If you want to increase your chances of getting laid in Rio de Janeiro, do not go during Carnival.

Your body produces weirder smells during travel. If your underarms are foul, trim the hair and dab rubbing alcohol daily before deodorant application. If your shoes and feet smell, apply rubbing alcohol to your feet after showering followed with a talc powder application. semi-liquid-heart-attack.jpgAlso put talc powder in your shoes daily. Takes about three or four days to notice results in either case.

Wear ear plugs if you get up often during the night. It takes about a week to get used to them, but vastly improves the quality of your sleep… until the wax buildup in your ear becomes gross and unbearable.

Stomach illnesses or questionable food can give you messy solids. Wiping can make the situation worse and take more time than the actual dump. Use the dab / blot technique instead, like you were getting red wine out of a white carpet.

Your hair is oily because you wash it too much. Wash your hair only once a week and after a month you will notice your hair puts out considerably less oil and has more natural shine. This is because taking the oil out every day with shampoo tells your scalp to keep producing more oil. (Unfortunately during summer months you have to double washings to twice a week.)

If your taint is sore after bike riding, you’re doing the type of damage that leads to impotence. You must get a better bike seat.

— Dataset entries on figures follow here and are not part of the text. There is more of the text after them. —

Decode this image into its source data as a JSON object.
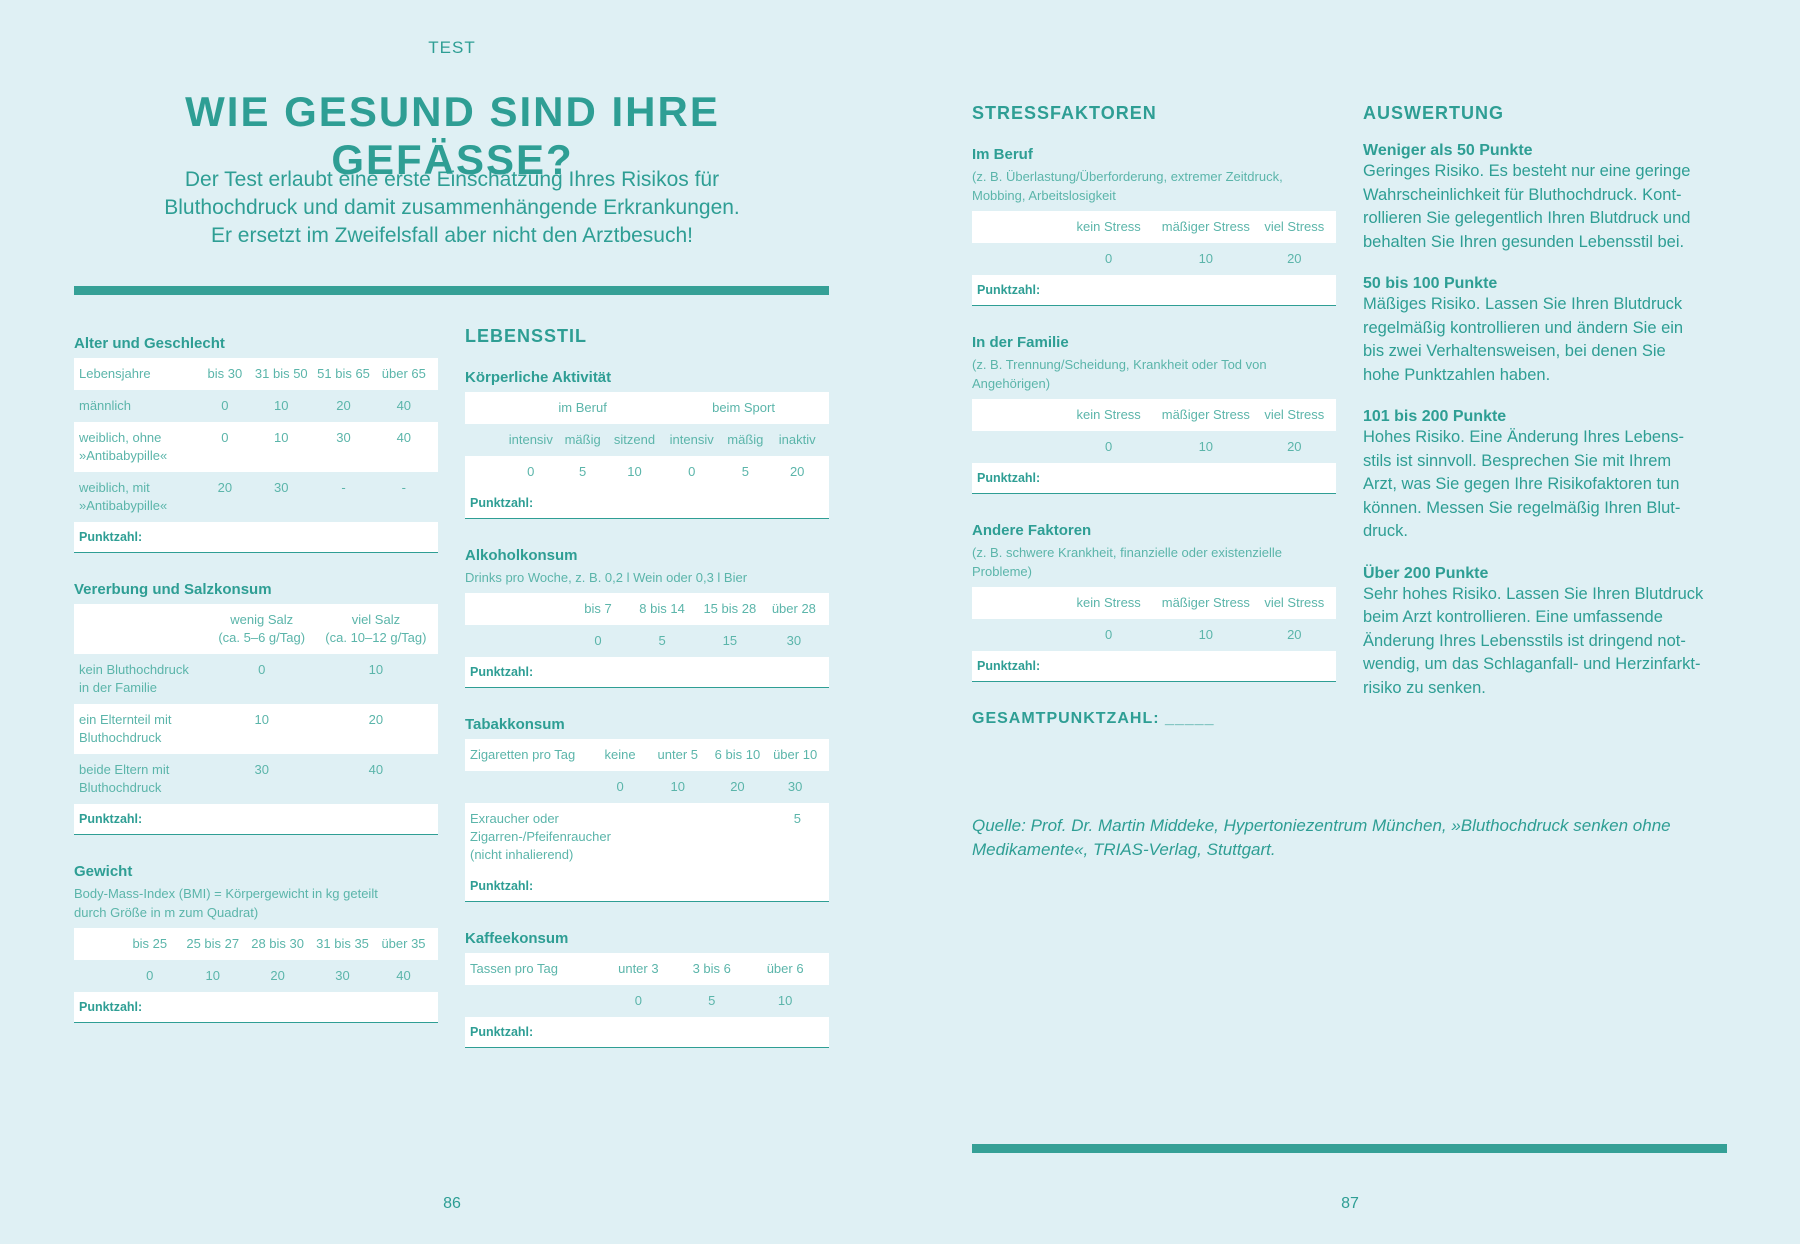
{
  "kicker": "TEST",
  "title": "WIE GESUND SIND IHRE GEFÄSSE?",
  "intro": "Der Test erlaubt eine erste Einschätzung Ihres Risikos für\nBluthochdruck und damit zusammenhängende Erkrankungen.\nEr ersetzt im Zweifelsfall aber nicht den Arztbesuch!",
  "score_label": "Punktzahl:",
  "colors": {
    "background": "#dff0f4",
    "accent": "#2e9e94",
    "text_light": "#5bb5aa"
  },
  "left_sections": [
    {
      "key": "alter",
      "title": "Alter und Geschlecht",
      "rows": [
        [
          "Lebensjahre",
          "bis 30",
          "31 bis 50",
          "51 bis 65",
          "über 65"
        ],
        [
          "männlich",
          "0",
          "10",
          "20",
          "40"
        ],
        [
          "weiblich, ohne\n»Antibabypille«",
          "0",
          "10",
          "30",
          "40"
        ],
        [
          "weiblich, mit\n»Antibabypille«",
          "20",
          "30",
          "-",
          "-"
        ]
      ]
    },
    {
      "key": "salz",
      "title": "Vererbung und Salzkonsum",
      "rows": [
        [
          "",
          "wenig Salz\n(ca. 5–6 g/Tag)",
          "viel Salz\n(ca. 10–12 g/Tag)"
        ],
        [
          "kein Bluthochdruck\nin der Familie",
          "0",
          "10"
        ],
        [
          "ein Elternteil mit\nBluthochdruck",
          "10",
          "20"
        ],
        [
          "beide Eltern mit\nBluthochdruck",
          "30",
          "40"
        ]
      ]
    },
    {
      "key": "gewicht",
      "title": "Gewicht",
      "subtitle": "Body-Mass-Index (BMI) = Körpergewicht in kg geteilt\ndurch Größe in m zum Quadrat)",
      "rows": [
        [
          "",
          "bis 25",
          "25 bis 27",
          "28 bis 30",
          "31 bis 35",
          "über 35"
        ],
        [
          "",
          "0",
          "10",
          "20",
          "30",
          "40"
        ]
      ]
    }
  ],
  "middle": {
    "heading": "LEBENSSTIL",
    "sections": [
      {
        "key": "aktiv",
        "title": "Körperliche Aktivität",
        "rows": [
          [
            "",
            "im Beruf",
            "beim Sport"
          ],
          [
            "",
            "intensiv",
            "mäßig",
            "sitzend",
            "intensiv",
            "mäßig",
            "inaktiv"
          ],
          [
            "",
            "0",
            "5",
            "10",
            "0",
            "5",
            "20"
          ]
        ]
      },
      {
        "key": "alkohol",
        "title": "Alkoholkonsum",
        "subtitle": "Drinks pro Woche, z. B. 0,2 l Wein oder 0,3 l Bier",
        "rows": [
          [
            "",
            "bis 7",
            "8 bis 14",
            "15 bis 28",
            "über 28"
          ],
          [
            "",
            "0",
            "5",
            "15",
            "30"
          ]
        ]
      },
      {
        "key": "tabak",
        "title": "Tabakkonsum",
        "rows": [
          [
            "Zigaretten pro Tag",
            "keine",
            "unter 5",
            "6 bis 10",
            "über 10"
          ],
          [
            "",
            "0",
            "10",
            "20",
            "30"
          ],
          [
            "Exraucher oder Zigarren-/Pfeifenraucher\n(nicht inhalierend)",
            "5"
          ]
        ]
      },
      {
        "key": "kaffee",
        "title": "Kaffeekonsum",
        "rows": [
          [
            "Tassen pro Tag",
            "unter 3",
            "3 bis 6",
            "über 6"
          ],
          [
            "",
            "0",
            "5",
            "10"
          ]
        ]
      }
    ]
  },
  "stress": {
    "heading": "STRESSFAKTOREN",
    "sections": [
      {
        "key": "stress",
        "title": "Im Beruf",
        "subtitle": "(z. B. Überlastung/Überforderung, extremer Zeitdruck,\nMobbing, Arbeitslosigkeit",
        "rows": [
          [
            "",
            "kein Stress",
            "mäßiger Stress",
            "viel Stress"
          ],
          [
            "",
            "0",
            "10",
            "20"
          ]
        ]
      },
      {
        "key": "stress",
        "title": "In der Familie",
        "subtitle": "(z. B. Trennung/Scheidung, Krankheit oder Tod von\nAngehörigen)",
        "rows": [
          [
            "",
            "kein Stress",
            "mäßiger Stress",
            "viel Stress"
          ],
          [
            "",
            "0",
            "10",
            "20"
          ]
        ]
      },
      {
        "key": "stress",
        "title": "Andere Faktoren",
        "subtitle": "(z. B. schwere Krankheit, finanzielle oder existenzielle\nProbleme)",
        "rows": [
          [
            "",
            "kein Stress",
            "mäßiger Stress",
            "viel Stress"
          ],
          [
            "",
            "0",
            "10",
            "20"
          ]
        ]
      }
    ],
    "total": "GESAMTPUNKTZAHL: _____"
  },
  "auswertung": {
    "heading": "AUSWERTUNG",
    "items": [
      {
        "head": "Weniger als 50 Punkte",
        "text": "Geringes Risiko. Es besteht nur eine geringe\nWahrscheinlichkeit für Bluthochdruck. Kont-\nrollieren Sie gelegentlich Ihren Blutdruck und\nbehalten Sie Ihren gesunden Lebensstil bei."
      },
      {
        "head": "50 bis 100 Punkte",
        "text": "Mäßiges Risiko. Lassen Sie Ihren Blutdruck\nregelmäßig kontrollieren und ändern Sie ein\nbis zwei Verhaltensweisen, bei denen Sie\nhohe Punktzahlen haben."
      },
      {
        "head": "101 bis 200 Punkte",
        "text": "Hohes Risiko. Eine Änderung Ihres Lebens-\nstils ist sinnvoll. Besprechen Sie mit Ihrem\nArzt, was Sie gegen Ihre Risikofaktoren tun\nkönnen. Messen Sie regelmäßig Ihren Blut-\ndruck."
      },
      {
        "head": "Über 200 Punkte",
        "text": "Sehr hohes Risiko. Lassen Sie Ihren Blutdruck\nbeim Arzt kontrollieren. Eine umfassende\nÄnderung Ihres Lebensstils ist dringend not-\nwendig, um das Schlaganfall- und Herzinfarkt-\nrisiko zu senken."
      }
    ]
  },
  "source": "Quelle: Prof. Dr. Martin Middeke, Hypertoniezentrum München, »Bluthochdruck senken ohne Medikamente«, TRIAS-Verlag, Stuttgart.",
  "page_left": "86",
  "page_right": "87"
}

Don’t use SmartCards for the Metro bus because it limits your transfer time to only two hours. Paper transfers give you longer transfer times through driver laziness and allow you to cheat the system in other ways much more easily.

If you want to travel more but keep wussing out, buy a cheap world map and put it on your bedroom wall. You’ll have your first ticket booked within a couple months.

Latex condoms tend to dry out a girl after prolonged lovemaking. Don’t be shy to spit on her vagina to keep things lubricated. She won’t mind.


I go to the same Starbucks next to a retirement community so I recognize many of the old people that come in. Last month a man came in with a walker. He was leaning it on heavy and struggling to move just a half foot at the time. He almost fell down while bending over to sit.

A year ago I remember him coming in on his own, walking a little slow but still walking, and buying one of those pink frappuccino drinks. He dropped it and I watched him grab some napkins to help the barista clean up the spill. He was upbeat then and I used to exchange a few words with him, but now he just looks down on the ground as a younger woman helps him around and gets his drink. He sits closest to the door, silent, with no color on his skin, and within a few minute he falls asleep. He just started coming in a wheelchair, and judging by pain I see on his face he won’t be coming in much more. sunset.jpg

You think it’s going to come gradually. That one day you have trouble getting out of bed and think to yourself that in a year or so you will need a cane. And then in a few years maybe a walker from time to time. But nature doesn’t work on your clock. It comes when it wants to come. I know this man did not expect to decline as rapidly as he has, one year independent and walking around, the next year barely able to bring the cup to his mouth.

There’s an elderly couple I see all the time. They have to be at least 80 years old, with a bond that gives me hope that maybe one day I’ll find someone to live out my last days with. They’d come in, get their coffee, and read the newspaper for an hour before setting out. The woman always had trouble walking so the man would hold her arm, like you would see a young couple do at night. Then they started coming in less and less. I used to see them every day, but it’s been a month since the last time. I think I know what happened.